L’année prochaine nous verrons l’IA intégrée dans des tonnes de choses auxquelles nous n’avons jamais pensé jusqu’à présent
N’oublions pas non plus les avantages en matière de protection de la vie privée. Tout cela se fait sur l’appareil. Cela signifie que la base de connaissances ne sera pas aussi étendue que celle de ChatGPT. Mais aussi que vos réflexions sur le fait que vous avez mangé trop de pizzas cette semaine, votre coup de foudre pour quelqu’un ou vos inquiétudes quant à une éventuelle maladie resteront privées. Elles ne se retrouveront pas dans une gigantesque bouillabaisse de connaissances partagée par les grandes entreprises d’IA.

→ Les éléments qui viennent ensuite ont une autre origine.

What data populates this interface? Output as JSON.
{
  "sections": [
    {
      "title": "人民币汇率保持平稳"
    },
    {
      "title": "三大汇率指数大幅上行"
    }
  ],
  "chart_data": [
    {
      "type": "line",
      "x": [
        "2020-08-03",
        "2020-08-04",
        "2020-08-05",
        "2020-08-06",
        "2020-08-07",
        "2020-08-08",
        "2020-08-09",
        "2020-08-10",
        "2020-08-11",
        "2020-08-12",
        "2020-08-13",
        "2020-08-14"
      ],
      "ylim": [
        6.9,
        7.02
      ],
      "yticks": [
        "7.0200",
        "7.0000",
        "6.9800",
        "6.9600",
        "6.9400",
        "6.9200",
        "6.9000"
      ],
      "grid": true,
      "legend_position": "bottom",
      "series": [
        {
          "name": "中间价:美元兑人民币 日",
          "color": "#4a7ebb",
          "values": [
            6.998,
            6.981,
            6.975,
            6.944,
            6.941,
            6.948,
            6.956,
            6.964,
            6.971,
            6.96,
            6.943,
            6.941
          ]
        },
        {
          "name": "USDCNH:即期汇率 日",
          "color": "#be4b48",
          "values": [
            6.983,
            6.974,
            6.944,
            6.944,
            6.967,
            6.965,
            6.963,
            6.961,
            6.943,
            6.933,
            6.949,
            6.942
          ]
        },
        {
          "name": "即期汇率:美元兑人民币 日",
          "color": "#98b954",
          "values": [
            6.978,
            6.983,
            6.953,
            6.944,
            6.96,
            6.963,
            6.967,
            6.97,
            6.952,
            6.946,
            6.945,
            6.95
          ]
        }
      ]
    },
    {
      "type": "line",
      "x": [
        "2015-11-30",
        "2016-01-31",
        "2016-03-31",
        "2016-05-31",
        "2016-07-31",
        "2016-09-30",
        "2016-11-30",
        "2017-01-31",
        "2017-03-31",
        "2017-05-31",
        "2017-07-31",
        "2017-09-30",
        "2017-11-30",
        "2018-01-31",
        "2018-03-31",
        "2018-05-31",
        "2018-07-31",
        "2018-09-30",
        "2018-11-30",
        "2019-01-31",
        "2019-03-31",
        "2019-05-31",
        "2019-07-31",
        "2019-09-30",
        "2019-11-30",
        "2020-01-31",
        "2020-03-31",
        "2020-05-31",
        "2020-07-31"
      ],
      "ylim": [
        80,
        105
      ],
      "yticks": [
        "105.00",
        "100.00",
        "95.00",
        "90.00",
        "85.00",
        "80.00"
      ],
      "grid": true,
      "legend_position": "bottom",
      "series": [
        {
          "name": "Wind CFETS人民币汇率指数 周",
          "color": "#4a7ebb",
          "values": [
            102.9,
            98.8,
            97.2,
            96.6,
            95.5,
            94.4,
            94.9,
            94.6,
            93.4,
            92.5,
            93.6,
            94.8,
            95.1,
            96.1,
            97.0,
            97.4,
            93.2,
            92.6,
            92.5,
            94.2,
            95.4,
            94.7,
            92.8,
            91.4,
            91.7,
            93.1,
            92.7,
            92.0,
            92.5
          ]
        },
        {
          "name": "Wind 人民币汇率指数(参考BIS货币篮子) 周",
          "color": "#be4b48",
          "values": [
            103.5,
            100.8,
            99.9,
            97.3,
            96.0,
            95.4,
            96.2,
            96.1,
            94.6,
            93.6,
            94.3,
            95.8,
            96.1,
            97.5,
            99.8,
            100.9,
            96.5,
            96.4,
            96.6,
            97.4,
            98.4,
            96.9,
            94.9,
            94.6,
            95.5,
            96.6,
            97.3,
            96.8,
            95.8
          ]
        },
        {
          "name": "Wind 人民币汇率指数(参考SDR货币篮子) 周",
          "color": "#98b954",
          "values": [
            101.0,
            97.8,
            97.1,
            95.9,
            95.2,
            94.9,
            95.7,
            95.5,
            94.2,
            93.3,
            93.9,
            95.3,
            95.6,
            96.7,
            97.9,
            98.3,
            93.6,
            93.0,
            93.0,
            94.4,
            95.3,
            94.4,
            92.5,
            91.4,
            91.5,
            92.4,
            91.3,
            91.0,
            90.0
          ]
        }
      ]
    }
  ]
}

Pour certains développeurs, cela peut être énorme. Par exemple, Automattic (l’entreprise de WordPress) possède une application, Day One, qui est un outil de journalisme. Vous ne voulez certainement pas que vos pensées privées soient partagées avec une gigantesque IA dans le cloud.
« Le cadre du modèle Foundation nous a aidés à repenser ce qu’il est possible de faire avec un journal », a déclaré Paul Mayne, responsable de Day One chez Automattic. « Nous pouvons désormais associer l’intelligence et la vie privée dans le plus grand respect de nos utilisateurs ».
L’année prochaine, à la même époque, je parie que nous verrons l’IA intégrée dans des tonnes de choses auxquelles nous n’avons jamais pensé jusqu’à présent. C’est pourquoi je pense que les nouveaux outils d’IA pour les développeurs d’Apple pourraient être la plus grande chose pour les applications depuis les applications.
Quelques améliorations de Xcode
Avant de conclure cet article, je tiens à mentionner que lors de son Platforms State of the Union, Apple a annoncé quelques améliorations à Xcode, l’environnement de développement de l’entreprise.
L’entreprise a intégré les désormais habituels outils de codage de l’IA dans Xcode 26, ce qui permet aux développeurs de demander à une IA de les aider à coder, de lui demander d’écrire des morceaux de code, et plus encore.
Une caractéristique que j’ai trouvée intéressante est qu’Apple a rendu Xcode 26 agnostique en matière d’IA. Vous pouvez utiliser le LLM de votre choix dans la section « chat » de Xcode. Si vous utilisez ChatGPT, vous pouvez utiliser la version gratuite ou, si vous avez un abonnement payant, l’un de ces modèles. L’entreprise a indiqué qu’il était possible d’utiliser d’autres modèles.
Apple a également indiqué que vous pouviez exécuter les modèles localement sur votre Mac, de sorte que votre code n’a pas besoin d’être envoyé à une IA basée dans le cloud. Cela peut s’avérer très important si vous travaillez dans le cadre d’un accord de confidentialité ou d’une autre restriction en matière de partage de code.